Bankta otururken tamda hiç gelmesini istemediğim kişiler geldi. Yelloz kız ve çatlak arkadaşları.
-Şişt Çile,ben olsam kızlar soyunma odasındaki çantama bakardım.(kız)
*Hepsi gülemeye başlar*
Hemen kalkıp kızlar soyunma odasına gittim.
...-HAYIR OLAMAZ!
Resim malzemelerim,çizdiğim resimler ve arkadaşlarımla ilgili olan eşyalar,
fotoğraflar...
Hepsi yırtılmış parçalanmış!Arkadan gülme sesleri ile o kızla arkadaşları geldi.
-HAHAHAHA!(Kızlar)
Sadece ayakta durup yere bakıyordum. Ne bir ses nede bir hareket. Sadece durup gitmelerini bekledim.
Bir süre tepki vermediğimi görmedikleri için gittiler. Normalde asla tepkisiz kalmam ama zaten iyi değilim onlarda yani!Birden yere çöktüm ve sessiz çığlıklarımı attım.
Evet korktuğum şey oldu patlama yaklaşıyor.
Sadece oturduğum yerde ağlamaya başladım. Ne sesli ne sessizdi. Başka insanların beni kırması beni pek üzmüyor ama değer verdiğim biri beni kırarsa tüm dünya başıma yıkılıyor. Bunun için psikoloğa bile gittim. Ama şunu anladım ki beni benden başka iyi bilemez.
Ağlamaya devam ediyordum ki kapı birden gıcırdadı.-Merhaba girebilirmiyim?
Bi dakika bu bir erkek sesiydi. Hiç konuşmadan ağlamaya devam ettim.
-İyi misiniz? Lütfen eğer müsaitseniz içeri girebilirmiyim?
-GİT BURDAN!(Çilem)
...-Giriyorum.
...Lan!?
Harika tamda ihtiyacım olan kişi geldi!
Beni görünce içeri girmekte tereddüt etti ama sonra içeri girdi.
Dizlerimi kendime çektim ve kafamı kapattım.
Yanıma geldi ve oturdu.
Bir süre sessiz kaldı.-Biliyorum birbirimizi sevmiyoruz ama bu halin beni üzdü.(Topral)
Kafamı kaldırdım ve yüzüne baktım.-Yani demek istediğim bu değil. Neyse boşver. Neden ağlıyorsun?(Topraj)
...Toprak derin bir nefes aldı,verdi.
-Bak Çilem şuanda kalkıp burdan gidebilirim ama vicdanim izin vermez.
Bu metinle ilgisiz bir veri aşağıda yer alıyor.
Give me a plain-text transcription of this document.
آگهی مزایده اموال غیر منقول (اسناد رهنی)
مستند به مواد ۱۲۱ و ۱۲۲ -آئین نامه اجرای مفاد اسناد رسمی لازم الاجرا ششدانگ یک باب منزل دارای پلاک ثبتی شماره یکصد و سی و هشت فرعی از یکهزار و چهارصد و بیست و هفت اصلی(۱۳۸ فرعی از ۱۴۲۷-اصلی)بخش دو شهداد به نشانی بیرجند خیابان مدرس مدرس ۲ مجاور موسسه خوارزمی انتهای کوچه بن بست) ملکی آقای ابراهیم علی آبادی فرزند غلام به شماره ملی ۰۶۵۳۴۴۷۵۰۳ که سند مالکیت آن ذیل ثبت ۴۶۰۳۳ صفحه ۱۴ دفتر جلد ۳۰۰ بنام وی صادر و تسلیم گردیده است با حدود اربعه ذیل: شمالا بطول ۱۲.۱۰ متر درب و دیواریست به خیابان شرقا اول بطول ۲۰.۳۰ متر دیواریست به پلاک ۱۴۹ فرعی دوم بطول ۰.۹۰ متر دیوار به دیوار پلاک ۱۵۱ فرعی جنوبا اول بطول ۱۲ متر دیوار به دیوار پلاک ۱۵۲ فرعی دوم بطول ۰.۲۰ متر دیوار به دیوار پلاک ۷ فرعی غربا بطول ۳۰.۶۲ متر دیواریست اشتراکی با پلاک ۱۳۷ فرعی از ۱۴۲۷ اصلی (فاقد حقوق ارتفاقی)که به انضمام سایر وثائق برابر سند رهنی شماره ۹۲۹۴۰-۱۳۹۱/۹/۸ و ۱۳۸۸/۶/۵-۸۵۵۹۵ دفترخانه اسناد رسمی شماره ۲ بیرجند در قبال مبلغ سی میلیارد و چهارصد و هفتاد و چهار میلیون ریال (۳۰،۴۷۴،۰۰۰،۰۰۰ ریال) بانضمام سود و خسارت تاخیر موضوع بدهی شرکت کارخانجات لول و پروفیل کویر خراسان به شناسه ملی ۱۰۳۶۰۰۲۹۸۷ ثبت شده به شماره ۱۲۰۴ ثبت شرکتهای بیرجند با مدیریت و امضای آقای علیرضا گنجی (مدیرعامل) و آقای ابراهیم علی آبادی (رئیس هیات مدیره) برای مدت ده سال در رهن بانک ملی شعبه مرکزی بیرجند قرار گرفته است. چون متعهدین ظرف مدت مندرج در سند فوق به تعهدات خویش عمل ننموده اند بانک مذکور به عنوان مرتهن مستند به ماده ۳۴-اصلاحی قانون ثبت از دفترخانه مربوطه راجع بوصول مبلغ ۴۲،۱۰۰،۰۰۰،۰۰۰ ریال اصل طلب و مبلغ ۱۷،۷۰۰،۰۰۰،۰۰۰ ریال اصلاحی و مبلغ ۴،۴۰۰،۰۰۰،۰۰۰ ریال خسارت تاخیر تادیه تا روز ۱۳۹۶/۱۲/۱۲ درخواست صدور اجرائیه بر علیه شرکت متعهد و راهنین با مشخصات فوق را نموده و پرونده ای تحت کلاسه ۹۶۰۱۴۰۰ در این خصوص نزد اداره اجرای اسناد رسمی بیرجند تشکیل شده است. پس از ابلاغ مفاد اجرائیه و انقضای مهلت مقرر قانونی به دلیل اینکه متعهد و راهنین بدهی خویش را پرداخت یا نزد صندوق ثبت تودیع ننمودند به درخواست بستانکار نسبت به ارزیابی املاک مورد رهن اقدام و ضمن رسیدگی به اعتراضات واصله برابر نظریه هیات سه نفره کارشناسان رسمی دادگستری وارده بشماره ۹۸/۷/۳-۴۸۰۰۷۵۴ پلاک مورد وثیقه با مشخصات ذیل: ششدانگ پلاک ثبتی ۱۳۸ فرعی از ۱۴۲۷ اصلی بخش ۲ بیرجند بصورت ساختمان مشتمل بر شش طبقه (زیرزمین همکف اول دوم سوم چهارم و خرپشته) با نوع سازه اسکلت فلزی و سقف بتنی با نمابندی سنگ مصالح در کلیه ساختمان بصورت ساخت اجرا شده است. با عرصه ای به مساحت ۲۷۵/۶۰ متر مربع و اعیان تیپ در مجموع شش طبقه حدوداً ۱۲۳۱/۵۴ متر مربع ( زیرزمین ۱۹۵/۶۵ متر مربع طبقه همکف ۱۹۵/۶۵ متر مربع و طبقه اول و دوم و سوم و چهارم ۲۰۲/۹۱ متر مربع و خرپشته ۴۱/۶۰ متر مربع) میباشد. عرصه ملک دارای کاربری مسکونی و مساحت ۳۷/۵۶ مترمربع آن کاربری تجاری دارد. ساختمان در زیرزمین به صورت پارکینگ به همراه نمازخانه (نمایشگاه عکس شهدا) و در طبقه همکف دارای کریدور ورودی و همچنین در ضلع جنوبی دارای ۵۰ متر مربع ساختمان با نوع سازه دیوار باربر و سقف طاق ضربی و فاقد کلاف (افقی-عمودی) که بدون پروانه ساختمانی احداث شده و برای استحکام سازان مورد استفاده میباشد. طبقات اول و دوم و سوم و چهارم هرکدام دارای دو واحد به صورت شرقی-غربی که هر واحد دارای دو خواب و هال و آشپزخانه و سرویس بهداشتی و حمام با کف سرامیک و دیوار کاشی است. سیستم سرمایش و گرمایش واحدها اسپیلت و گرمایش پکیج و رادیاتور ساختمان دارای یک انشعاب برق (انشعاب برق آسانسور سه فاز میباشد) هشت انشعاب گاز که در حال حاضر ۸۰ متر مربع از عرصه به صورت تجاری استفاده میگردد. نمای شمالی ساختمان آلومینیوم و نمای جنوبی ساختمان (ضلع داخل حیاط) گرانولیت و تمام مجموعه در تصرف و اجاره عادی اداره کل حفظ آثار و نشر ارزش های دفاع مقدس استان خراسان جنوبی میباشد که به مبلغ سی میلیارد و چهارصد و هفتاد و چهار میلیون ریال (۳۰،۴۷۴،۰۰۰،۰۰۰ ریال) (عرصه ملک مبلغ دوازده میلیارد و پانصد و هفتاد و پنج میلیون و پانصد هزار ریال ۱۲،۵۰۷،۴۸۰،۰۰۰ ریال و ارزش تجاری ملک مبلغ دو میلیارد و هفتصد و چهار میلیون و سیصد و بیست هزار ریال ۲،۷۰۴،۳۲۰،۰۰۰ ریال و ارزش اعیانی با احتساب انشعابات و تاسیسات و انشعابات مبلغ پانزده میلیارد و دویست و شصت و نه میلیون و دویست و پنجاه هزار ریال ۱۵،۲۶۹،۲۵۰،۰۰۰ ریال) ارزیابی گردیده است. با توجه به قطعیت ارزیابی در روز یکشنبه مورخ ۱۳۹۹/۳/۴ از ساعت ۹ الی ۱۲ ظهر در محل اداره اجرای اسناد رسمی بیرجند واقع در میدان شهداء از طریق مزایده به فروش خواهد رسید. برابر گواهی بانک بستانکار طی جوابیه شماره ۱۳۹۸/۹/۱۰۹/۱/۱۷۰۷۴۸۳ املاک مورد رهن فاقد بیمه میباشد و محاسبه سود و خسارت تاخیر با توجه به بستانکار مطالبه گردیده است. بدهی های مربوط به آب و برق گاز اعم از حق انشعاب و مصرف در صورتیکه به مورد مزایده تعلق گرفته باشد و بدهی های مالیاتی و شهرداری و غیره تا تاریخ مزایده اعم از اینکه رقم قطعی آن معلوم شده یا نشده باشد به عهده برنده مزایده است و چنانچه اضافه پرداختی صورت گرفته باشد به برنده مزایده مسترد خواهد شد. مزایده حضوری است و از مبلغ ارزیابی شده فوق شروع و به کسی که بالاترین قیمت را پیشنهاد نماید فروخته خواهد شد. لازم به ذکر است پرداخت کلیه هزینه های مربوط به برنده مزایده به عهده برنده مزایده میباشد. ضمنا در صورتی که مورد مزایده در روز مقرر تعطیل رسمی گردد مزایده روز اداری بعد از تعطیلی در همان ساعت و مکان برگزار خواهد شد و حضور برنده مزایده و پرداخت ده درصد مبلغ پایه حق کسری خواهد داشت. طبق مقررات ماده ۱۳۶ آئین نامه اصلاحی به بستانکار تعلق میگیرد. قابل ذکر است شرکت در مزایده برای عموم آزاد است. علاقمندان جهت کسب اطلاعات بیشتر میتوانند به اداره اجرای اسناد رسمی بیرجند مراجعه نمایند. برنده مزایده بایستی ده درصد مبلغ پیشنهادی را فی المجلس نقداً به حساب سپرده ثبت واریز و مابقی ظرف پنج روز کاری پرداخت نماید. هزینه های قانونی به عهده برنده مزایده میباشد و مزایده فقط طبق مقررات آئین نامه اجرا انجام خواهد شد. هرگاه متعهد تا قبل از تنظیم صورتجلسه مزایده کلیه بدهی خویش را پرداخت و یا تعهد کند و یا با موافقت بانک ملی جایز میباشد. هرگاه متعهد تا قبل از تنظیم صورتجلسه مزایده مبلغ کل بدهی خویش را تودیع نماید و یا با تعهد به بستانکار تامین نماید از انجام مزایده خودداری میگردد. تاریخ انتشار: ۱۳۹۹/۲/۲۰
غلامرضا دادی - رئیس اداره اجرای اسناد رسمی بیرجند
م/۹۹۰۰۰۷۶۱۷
Evet biz arkadaş değiliz ama sana yardım edebilirim. Bana güvenmek zorunda değilsin,ama sadece sana yardım etmek istediğimi bil.(Toprak)
Kafam karışmıştı ne tepki vereceğimi bilemedim. Sadece önümü döndüm ve ağlamayı bıraktım. Bir müddet böyle durduk. Sessiz ve hareketsiz.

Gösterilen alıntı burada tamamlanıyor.